Up next: Hydro-electric power projects at the Athirappalli waterfalls in Kerala and the Gundia river in Karnataka, both nestled within the Western Ghats.
By Ramesh Babu (With inputs from Shyam Sundar)
Fighting for status quo in Maharashtra, Goa and Gujarat
The implementation of the Kasturirangan report would mean large-scale destruction of forests for wind turbines and fancy hill stations in Maharashtra.
But that’s not a concern Maharashtra chief minister Prithviraj Chavan raised during his meeting with Veerappa Moily, soon after the latter took additional charge as union environment minister in December.
Instead, Chavan opposed the recommendations of a ban on mining, quarrying, thermal power projects and red-category industries within sections of the Ghats. The recommendations had, in fact, caused an uproar within his government, with industries minister Narayan Rane threatening to bar all forest officers from entering his home district of Sindhudurg.
"The Kasturirangan report tried to strike a balance between the wishes of the government, ministers and corporations, and yet even this report has caused a backlash," said an environmental scientist, requesting anonymity. "In Maharashtra, politicians who bought land to develop them as hill stations and have identified potential sites for tourism here are determined that the report be quashed," he added.
In Maharashtra, the Ghats cover 55,345 sq km across 11 districts. In its recommendations, the Kasturirangan report suggested that 17,340 sq km, home to 2,159 villages, be declared ecologically sensitive.
With the government intent on maintaining the state’s image as industry-friendly at any cost, environmentalists say further development will see the Ghats shrink further, affecting rainfall patterns across the country and placing endangered species in further danger.

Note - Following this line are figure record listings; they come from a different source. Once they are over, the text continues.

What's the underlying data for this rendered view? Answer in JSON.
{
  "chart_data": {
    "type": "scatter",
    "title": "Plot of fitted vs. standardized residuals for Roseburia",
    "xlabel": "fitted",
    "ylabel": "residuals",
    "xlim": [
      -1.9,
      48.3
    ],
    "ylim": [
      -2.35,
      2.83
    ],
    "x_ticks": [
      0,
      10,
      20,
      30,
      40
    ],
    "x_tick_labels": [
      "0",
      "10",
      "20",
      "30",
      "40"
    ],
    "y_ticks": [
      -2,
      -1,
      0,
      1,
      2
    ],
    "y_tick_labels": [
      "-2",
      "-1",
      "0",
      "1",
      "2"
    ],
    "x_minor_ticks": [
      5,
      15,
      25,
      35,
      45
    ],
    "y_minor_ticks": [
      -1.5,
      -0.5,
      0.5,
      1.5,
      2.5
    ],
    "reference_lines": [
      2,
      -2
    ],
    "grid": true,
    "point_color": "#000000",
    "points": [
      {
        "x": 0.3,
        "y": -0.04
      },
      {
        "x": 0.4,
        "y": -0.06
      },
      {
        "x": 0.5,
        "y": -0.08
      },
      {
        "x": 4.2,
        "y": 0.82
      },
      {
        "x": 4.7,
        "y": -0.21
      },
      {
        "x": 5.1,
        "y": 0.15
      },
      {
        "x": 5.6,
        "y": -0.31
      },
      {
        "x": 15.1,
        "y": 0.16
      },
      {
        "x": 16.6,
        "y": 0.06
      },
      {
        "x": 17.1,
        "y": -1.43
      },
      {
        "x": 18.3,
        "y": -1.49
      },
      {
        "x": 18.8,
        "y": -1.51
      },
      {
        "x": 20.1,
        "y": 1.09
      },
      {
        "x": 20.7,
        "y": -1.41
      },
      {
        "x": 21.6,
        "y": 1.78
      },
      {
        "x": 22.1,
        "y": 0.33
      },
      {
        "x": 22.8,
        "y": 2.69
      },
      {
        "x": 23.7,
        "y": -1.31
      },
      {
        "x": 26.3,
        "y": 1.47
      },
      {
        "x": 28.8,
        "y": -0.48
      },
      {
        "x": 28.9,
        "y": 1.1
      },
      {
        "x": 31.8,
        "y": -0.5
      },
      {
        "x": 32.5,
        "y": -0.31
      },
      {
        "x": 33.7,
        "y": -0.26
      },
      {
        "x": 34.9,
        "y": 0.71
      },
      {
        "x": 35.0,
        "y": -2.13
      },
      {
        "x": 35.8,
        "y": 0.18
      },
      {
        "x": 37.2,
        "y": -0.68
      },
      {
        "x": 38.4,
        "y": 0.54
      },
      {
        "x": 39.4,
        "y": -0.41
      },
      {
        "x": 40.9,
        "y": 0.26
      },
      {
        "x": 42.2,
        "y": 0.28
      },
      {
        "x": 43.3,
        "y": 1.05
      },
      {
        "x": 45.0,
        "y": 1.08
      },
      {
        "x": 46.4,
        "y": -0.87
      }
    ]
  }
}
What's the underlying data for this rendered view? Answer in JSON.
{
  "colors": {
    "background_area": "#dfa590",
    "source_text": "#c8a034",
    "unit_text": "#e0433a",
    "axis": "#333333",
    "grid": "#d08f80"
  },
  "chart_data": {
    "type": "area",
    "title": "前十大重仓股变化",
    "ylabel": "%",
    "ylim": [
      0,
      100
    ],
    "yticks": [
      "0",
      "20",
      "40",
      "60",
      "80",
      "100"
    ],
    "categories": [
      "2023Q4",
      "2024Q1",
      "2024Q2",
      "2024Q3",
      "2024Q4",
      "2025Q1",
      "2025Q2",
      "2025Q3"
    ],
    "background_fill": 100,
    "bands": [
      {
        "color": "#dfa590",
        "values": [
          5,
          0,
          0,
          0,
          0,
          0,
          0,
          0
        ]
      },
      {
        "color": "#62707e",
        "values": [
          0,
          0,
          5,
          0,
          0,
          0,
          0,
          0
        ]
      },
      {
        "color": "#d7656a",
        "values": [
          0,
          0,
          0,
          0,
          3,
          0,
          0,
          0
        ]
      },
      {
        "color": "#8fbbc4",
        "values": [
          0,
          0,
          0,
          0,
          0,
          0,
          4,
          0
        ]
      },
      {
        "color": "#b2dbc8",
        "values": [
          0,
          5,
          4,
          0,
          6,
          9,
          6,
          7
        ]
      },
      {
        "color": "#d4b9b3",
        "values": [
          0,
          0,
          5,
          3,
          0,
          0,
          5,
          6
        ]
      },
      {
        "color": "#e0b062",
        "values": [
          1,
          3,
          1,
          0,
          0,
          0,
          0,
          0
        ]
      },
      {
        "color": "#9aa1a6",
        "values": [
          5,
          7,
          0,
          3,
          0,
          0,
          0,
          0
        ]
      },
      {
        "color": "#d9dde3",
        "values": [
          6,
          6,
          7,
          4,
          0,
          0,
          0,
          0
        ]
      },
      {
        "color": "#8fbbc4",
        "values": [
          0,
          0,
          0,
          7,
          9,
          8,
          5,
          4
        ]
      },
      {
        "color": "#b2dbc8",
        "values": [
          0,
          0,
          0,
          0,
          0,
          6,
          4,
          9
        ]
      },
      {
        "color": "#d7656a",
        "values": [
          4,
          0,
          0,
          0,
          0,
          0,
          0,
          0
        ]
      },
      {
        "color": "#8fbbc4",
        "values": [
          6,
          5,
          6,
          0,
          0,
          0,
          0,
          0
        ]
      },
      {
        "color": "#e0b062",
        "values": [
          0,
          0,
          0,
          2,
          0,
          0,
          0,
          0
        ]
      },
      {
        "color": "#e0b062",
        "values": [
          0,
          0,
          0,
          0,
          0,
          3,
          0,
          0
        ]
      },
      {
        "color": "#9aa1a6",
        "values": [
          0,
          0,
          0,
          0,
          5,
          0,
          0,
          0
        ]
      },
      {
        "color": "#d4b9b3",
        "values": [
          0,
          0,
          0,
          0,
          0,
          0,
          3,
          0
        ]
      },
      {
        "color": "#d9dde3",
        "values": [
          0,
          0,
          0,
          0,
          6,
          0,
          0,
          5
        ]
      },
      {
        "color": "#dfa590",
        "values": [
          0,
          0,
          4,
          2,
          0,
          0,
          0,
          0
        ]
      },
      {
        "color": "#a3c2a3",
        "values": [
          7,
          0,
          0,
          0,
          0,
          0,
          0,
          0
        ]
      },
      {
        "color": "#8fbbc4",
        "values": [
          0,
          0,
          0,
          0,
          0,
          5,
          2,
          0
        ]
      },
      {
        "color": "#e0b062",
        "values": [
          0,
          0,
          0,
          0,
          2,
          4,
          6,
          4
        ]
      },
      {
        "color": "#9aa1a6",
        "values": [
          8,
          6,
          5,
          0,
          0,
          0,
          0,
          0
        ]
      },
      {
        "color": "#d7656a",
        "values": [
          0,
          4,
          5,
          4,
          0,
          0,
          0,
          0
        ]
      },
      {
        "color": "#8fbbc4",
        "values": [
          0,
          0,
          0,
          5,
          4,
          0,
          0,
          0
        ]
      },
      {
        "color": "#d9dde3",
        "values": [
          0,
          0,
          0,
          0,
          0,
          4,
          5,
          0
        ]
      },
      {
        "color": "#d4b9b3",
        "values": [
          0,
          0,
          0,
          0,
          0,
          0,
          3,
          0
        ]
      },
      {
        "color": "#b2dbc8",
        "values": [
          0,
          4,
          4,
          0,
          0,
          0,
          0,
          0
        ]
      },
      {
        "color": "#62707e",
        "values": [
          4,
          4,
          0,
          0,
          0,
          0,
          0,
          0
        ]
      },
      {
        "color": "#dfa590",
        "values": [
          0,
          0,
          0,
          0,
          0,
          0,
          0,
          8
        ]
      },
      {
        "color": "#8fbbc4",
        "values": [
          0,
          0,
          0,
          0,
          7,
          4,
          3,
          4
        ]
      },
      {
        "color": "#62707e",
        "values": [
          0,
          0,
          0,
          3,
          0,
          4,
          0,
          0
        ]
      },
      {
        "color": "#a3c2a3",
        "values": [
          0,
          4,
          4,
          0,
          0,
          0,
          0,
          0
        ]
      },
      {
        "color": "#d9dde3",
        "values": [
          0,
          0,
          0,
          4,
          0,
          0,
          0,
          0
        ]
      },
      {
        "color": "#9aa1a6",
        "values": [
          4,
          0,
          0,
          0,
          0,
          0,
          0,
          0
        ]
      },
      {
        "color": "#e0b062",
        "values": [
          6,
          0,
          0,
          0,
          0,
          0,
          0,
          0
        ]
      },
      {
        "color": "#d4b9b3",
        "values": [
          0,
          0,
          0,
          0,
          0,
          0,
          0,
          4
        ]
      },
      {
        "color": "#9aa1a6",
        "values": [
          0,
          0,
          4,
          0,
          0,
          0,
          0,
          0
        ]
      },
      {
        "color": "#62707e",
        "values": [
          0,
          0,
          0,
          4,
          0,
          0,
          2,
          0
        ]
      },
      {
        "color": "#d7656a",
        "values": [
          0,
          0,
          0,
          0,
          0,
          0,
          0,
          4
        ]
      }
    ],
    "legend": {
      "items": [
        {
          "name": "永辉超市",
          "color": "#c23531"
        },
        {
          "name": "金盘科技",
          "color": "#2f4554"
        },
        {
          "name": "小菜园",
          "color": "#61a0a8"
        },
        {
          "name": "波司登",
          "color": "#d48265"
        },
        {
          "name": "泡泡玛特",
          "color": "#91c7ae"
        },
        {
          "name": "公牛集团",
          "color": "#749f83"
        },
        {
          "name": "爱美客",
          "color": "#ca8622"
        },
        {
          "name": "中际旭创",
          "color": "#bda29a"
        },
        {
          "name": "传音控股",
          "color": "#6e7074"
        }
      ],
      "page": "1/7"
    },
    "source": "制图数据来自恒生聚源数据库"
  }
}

Environmentalists are also concerned that the Kasturirangan report omitted Dodamarg taluka, a hotbed of iron-ore mining and an integral part of the Sahyadri-Konkan wildlife corridor for the endangered Asiatic elephant and the critically endangered tiger.
"Projects in these corridors will drive away wildlife and increase the incidences of man-animal conflict," says Stalin D, project director of environmental NGO Vanashakti.
In Goa, an area of 1,461 sq km has been proposed as eco-sensitive, which would lead to the closing of 38 mines — a recommendation that the BJP-led Manohar Parrikar government has stridently opposed.
In Gujarat, home to just two protected areas in the northern tip of Western Ghats, with 449 sq km proposed as eco-sensitive areas, there have been no concerns raised by either the Narendra Modi government, the opposition or the environmentalists in that state.